FERC ordered Ameren to change how it accounts for contributions in aid of construction. The commission also said it is “improper for Ameren Illinois’ [net operating loss carryforward] to affect Ameren Illinois’ income tax allowance because the tax is deferred, not avoided.” The commission ordered Ameren to include net operating loss carryforward in its rate base to “reflect the fact that the company is unable to take full advantage of its favorable tax timing difference.”

The challenge also caused Ameren to agree with the complainants that it should exclude accrued tax debt, merger costs debt integration, regulatory asset amortization and regulatory liabilities for allowance for funds used during construction from its 2016 true-up.

FERC, however, denied other areas of the challenge:

  • The complainants said Ameren is allocating solely to transmission certain costs that involve both transmission and distribution.

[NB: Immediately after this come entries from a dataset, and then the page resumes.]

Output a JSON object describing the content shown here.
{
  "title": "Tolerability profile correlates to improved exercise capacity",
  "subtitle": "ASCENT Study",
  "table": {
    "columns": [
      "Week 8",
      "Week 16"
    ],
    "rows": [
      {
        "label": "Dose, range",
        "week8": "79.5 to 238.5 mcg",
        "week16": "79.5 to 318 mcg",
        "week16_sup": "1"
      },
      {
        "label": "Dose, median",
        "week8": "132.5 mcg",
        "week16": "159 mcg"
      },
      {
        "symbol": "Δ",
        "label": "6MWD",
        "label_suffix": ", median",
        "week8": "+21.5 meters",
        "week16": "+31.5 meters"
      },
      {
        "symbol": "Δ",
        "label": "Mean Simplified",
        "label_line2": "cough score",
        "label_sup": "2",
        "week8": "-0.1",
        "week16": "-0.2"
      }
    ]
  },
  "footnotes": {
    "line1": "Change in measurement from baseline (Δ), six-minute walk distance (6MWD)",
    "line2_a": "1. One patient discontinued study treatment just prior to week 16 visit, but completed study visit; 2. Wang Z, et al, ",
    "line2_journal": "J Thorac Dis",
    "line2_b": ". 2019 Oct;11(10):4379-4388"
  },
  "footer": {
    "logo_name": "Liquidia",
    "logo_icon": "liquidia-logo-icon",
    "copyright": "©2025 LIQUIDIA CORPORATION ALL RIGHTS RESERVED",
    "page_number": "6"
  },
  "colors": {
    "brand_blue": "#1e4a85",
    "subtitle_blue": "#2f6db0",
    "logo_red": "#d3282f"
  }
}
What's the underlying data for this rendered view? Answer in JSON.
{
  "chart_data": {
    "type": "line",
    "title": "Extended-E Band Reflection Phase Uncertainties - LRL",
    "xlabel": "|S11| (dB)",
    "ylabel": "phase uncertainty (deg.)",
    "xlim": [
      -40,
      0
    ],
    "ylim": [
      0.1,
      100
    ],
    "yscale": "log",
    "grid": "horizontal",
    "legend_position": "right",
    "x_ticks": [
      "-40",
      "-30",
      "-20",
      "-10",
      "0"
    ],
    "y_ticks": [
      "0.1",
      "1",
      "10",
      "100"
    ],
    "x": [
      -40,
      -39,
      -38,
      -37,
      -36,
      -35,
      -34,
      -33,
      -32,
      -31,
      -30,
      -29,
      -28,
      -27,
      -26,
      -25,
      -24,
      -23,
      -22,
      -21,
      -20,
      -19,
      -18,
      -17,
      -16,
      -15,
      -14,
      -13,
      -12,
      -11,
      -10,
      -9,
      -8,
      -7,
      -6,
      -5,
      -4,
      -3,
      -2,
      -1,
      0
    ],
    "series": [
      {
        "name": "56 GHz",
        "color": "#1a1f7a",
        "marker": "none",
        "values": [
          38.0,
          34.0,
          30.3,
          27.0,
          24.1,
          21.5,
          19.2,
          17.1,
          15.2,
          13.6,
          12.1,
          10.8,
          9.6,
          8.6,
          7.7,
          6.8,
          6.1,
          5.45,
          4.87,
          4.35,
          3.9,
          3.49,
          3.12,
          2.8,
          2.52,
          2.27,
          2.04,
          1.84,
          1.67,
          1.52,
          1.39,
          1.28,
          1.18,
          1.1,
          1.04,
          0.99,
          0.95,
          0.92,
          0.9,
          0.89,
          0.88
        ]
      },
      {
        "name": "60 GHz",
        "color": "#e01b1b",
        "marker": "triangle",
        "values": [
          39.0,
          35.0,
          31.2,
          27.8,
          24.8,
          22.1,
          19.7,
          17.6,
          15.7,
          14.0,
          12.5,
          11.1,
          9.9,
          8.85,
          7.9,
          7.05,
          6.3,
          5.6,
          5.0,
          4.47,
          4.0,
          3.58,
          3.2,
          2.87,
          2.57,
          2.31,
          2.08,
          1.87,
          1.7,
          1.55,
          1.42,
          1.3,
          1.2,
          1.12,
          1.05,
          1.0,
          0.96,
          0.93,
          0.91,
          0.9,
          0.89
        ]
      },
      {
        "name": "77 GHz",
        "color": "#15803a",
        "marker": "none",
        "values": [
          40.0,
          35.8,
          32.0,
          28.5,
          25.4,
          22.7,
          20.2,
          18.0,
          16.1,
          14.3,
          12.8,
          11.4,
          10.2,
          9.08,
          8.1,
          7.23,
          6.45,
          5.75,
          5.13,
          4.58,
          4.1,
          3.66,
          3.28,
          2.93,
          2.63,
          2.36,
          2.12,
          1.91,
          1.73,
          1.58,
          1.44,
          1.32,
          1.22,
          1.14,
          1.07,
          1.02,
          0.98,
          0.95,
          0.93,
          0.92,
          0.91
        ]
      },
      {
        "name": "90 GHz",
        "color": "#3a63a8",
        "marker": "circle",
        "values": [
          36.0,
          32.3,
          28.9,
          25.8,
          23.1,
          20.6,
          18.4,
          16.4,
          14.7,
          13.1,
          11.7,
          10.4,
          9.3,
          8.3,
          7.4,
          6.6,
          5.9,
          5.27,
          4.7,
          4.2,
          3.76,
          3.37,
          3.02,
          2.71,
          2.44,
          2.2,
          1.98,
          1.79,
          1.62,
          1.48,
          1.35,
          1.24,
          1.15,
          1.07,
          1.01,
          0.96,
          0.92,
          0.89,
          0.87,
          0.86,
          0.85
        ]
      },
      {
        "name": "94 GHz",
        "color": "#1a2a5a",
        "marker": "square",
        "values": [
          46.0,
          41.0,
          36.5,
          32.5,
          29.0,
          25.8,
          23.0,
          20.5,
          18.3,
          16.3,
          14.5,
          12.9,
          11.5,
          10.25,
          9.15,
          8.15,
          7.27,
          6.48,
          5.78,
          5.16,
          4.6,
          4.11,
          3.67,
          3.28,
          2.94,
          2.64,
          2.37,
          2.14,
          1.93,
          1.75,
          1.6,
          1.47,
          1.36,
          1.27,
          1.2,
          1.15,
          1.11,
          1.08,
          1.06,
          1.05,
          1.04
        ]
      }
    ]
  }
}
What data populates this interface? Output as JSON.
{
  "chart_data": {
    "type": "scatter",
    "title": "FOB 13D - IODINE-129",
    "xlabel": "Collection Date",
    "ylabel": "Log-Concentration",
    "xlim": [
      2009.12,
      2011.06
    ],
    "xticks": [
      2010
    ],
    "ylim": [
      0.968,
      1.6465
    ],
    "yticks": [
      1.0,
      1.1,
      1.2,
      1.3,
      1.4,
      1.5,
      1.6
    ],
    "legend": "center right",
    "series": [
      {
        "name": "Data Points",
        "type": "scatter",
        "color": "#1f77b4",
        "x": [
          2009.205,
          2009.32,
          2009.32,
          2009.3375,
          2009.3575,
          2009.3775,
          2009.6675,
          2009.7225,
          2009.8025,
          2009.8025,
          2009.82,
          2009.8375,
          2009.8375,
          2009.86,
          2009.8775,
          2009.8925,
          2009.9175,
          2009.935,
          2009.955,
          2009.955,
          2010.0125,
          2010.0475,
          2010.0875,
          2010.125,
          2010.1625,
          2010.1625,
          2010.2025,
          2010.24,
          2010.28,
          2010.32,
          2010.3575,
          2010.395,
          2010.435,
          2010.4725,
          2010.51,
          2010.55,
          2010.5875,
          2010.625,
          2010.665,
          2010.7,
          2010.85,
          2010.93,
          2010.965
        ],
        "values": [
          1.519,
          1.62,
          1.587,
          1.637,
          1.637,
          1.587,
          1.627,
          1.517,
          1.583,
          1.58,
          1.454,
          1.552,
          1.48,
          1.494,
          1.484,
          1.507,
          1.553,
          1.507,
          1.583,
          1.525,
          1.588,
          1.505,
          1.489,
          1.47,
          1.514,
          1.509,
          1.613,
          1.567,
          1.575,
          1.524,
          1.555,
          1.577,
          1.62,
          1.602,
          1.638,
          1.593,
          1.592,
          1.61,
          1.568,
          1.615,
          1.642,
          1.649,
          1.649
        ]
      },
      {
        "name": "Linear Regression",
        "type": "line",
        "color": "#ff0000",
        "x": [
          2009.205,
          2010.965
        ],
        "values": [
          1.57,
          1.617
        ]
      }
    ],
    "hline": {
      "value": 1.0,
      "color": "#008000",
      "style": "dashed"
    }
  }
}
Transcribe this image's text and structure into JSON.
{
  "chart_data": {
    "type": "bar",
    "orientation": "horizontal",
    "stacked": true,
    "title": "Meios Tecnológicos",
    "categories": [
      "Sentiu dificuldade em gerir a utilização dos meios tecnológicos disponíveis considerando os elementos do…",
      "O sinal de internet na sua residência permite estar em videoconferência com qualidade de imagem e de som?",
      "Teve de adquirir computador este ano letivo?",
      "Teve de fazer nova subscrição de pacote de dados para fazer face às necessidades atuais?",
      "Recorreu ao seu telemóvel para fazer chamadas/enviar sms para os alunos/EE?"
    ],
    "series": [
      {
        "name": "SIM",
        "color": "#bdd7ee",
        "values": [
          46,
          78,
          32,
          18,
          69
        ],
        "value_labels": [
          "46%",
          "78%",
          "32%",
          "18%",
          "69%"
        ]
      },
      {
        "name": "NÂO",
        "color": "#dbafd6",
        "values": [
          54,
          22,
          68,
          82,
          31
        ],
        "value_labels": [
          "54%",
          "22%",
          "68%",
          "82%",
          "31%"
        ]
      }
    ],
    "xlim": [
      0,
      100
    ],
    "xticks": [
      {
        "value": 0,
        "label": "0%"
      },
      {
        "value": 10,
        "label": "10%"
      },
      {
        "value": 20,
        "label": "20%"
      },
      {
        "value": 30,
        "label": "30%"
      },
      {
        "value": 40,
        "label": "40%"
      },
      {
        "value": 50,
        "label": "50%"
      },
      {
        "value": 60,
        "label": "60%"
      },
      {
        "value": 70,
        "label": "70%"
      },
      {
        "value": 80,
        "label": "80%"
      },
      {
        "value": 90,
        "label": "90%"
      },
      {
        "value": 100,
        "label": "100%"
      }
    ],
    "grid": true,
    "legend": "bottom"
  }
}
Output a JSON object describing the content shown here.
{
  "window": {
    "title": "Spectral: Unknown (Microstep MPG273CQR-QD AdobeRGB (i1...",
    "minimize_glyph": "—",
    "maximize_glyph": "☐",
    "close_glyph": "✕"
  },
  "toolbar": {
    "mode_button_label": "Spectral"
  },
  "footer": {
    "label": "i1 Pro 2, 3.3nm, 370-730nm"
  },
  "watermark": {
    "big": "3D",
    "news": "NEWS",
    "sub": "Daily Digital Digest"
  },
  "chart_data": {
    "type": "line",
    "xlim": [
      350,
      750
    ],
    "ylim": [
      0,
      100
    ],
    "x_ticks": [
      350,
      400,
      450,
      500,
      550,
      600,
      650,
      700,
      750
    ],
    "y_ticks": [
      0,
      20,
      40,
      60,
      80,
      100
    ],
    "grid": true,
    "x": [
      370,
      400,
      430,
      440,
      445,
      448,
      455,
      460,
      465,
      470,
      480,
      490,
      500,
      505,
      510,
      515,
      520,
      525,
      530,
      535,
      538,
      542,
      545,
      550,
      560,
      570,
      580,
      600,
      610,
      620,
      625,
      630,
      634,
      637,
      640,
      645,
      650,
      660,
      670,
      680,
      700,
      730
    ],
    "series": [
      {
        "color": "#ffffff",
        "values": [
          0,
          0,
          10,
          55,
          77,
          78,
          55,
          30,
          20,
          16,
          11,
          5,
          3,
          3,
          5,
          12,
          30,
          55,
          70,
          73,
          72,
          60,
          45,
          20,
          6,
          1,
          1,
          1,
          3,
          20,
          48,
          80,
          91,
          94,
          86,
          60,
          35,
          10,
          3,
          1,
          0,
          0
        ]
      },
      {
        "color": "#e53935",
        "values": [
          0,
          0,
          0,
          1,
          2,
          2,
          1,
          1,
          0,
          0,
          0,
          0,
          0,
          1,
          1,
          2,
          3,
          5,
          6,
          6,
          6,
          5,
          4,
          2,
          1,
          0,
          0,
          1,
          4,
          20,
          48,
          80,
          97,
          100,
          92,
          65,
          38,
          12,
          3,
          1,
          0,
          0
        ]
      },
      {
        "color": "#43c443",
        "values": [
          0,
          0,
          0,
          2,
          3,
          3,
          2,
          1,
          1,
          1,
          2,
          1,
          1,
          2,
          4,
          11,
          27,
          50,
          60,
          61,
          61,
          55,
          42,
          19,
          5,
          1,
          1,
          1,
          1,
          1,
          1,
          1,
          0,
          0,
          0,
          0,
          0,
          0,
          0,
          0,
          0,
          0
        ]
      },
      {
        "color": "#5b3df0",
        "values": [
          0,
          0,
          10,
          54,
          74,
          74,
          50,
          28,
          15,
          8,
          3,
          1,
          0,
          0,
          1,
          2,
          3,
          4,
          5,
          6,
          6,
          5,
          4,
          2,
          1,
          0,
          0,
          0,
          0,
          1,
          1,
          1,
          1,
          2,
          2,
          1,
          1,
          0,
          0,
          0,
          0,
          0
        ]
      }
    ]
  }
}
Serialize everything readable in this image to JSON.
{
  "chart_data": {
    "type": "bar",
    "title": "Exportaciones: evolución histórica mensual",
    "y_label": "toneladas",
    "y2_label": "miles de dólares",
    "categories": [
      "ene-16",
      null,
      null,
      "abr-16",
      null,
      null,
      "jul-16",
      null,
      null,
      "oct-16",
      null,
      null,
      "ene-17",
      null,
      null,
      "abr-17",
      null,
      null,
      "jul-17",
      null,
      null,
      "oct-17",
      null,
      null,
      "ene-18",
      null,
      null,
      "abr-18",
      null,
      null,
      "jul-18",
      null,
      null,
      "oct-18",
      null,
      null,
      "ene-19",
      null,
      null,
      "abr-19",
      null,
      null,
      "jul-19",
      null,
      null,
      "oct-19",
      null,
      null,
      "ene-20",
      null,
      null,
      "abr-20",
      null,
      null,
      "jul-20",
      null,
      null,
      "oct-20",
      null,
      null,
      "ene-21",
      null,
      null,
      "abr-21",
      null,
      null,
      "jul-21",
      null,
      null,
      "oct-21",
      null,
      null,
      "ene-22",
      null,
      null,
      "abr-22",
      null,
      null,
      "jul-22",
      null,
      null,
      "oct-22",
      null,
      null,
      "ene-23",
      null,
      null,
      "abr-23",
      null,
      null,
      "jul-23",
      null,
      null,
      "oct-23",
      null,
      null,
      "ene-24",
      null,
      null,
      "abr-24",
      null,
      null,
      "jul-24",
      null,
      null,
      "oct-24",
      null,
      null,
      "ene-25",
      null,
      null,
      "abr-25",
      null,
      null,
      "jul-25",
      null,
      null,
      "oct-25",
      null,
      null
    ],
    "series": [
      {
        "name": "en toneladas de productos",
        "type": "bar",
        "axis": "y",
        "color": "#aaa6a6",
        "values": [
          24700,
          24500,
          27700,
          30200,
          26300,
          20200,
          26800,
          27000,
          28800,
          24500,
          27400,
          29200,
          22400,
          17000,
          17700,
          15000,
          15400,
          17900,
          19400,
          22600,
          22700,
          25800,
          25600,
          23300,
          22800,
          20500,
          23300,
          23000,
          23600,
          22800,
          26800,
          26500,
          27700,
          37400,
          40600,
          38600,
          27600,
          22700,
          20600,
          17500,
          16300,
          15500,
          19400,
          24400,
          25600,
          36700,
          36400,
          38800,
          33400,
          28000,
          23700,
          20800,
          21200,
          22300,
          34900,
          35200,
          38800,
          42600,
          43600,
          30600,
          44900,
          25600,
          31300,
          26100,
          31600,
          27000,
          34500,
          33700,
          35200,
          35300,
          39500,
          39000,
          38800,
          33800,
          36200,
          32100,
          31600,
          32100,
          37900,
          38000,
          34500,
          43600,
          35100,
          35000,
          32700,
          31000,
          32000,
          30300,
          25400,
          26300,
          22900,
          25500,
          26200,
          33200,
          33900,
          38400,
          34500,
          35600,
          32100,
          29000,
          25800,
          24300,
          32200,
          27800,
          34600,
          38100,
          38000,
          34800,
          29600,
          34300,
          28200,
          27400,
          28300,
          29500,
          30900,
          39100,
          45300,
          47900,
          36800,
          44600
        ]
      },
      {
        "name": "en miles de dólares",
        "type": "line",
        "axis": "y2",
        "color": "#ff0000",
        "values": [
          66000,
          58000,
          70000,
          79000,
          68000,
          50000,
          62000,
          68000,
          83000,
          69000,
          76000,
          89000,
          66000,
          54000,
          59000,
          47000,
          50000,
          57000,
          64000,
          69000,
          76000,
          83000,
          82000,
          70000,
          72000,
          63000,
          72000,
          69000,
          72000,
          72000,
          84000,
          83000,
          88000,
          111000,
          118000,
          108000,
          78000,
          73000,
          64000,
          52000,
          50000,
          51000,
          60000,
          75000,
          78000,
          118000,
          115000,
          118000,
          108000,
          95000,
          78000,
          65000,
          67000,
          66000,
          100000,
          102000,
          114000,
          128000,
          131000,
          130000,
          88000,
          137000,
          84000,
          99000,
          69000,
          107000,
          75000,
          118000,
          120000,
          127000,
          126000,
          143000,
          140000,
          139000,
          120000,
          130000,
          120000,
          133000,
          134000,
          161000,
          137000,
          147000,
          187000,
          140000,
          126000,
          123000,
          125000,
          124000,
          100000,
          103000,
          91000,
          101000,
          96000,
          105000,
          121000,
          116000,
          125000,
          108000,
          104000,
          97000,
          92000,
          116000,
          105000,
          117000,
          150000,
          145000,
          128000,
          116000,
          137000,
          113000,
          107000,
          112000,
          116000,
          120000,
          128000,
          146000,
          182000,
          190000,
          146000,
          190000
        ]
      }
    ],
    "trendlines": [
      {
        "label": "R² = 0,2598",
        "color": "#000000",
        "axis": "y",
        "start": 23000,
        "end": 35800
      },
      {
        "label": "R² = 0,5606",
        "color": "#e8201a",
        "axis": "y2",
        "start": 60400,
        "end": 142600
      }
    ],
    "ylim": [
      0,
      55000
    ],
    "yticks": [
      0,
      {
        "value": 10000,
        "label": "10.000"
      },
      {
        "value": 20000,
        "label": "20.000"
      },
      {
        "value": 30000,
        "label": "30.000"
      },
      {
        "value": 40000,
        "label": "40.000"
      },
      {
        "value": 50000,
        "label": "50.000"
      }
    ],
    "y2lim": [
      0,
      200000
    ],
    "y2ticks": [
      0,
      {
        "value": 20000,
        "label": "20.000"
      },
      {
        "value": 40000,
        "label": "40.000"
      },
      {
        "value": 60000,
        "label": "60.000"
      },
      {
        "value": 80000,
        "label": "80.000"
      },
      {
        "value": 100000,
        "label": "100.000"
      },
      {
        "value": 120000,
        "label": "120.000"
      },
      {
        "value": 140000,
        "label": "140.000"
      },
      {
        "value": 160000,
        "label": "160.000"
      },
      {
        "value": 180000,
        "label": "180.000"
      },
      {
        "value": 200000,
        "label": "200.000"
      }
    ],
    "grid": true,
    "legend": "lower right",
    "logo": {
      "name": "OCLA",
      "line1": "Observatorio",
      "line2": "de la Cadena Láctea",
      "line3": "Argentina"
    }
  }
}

FERC said that while “the naming of certain accounts could be misleading,” the accounts were only related to transmission costs.
  • The two cooperatives said Ameren should not be allocating franchise fees to customers; Ameren responded that because the franchise fees allow transmission construction, they should be included in transmission rates. FERC said Ameren is allowed to recover franchise fees and said the particular challenge “amounts to a collateral attack on the filed rate.”
  • The complainants alleged Ameren’s formula rate was improperly related to its generation and distribution functions and asked for “a line-by-line review of specific entries to eliminate generation or distribution-related items.” FERC said that asking for cost to be “functionalized on a direct assignment basis instead of on the basis of an allocation ratio” amounted to challenging the formula rate itself and could only be addressed in a separate filing.
  • The cooperatives accused Ameren of including costs relating to retail distribution and customer services into the general and intangible plant cost allocation to transmission, which increased from $20.3 million in 2008 to $63.8 million in 2016. FERC said it found “no reason to conclude that Ameren Illinois is not properly classifying the challenged items.”
  • The complainants questioned the 117% jump in Ameren’s wages and salaries allocation over six years. FERC said the increase was reasonable because Ameren Illinois was using more transmission labor.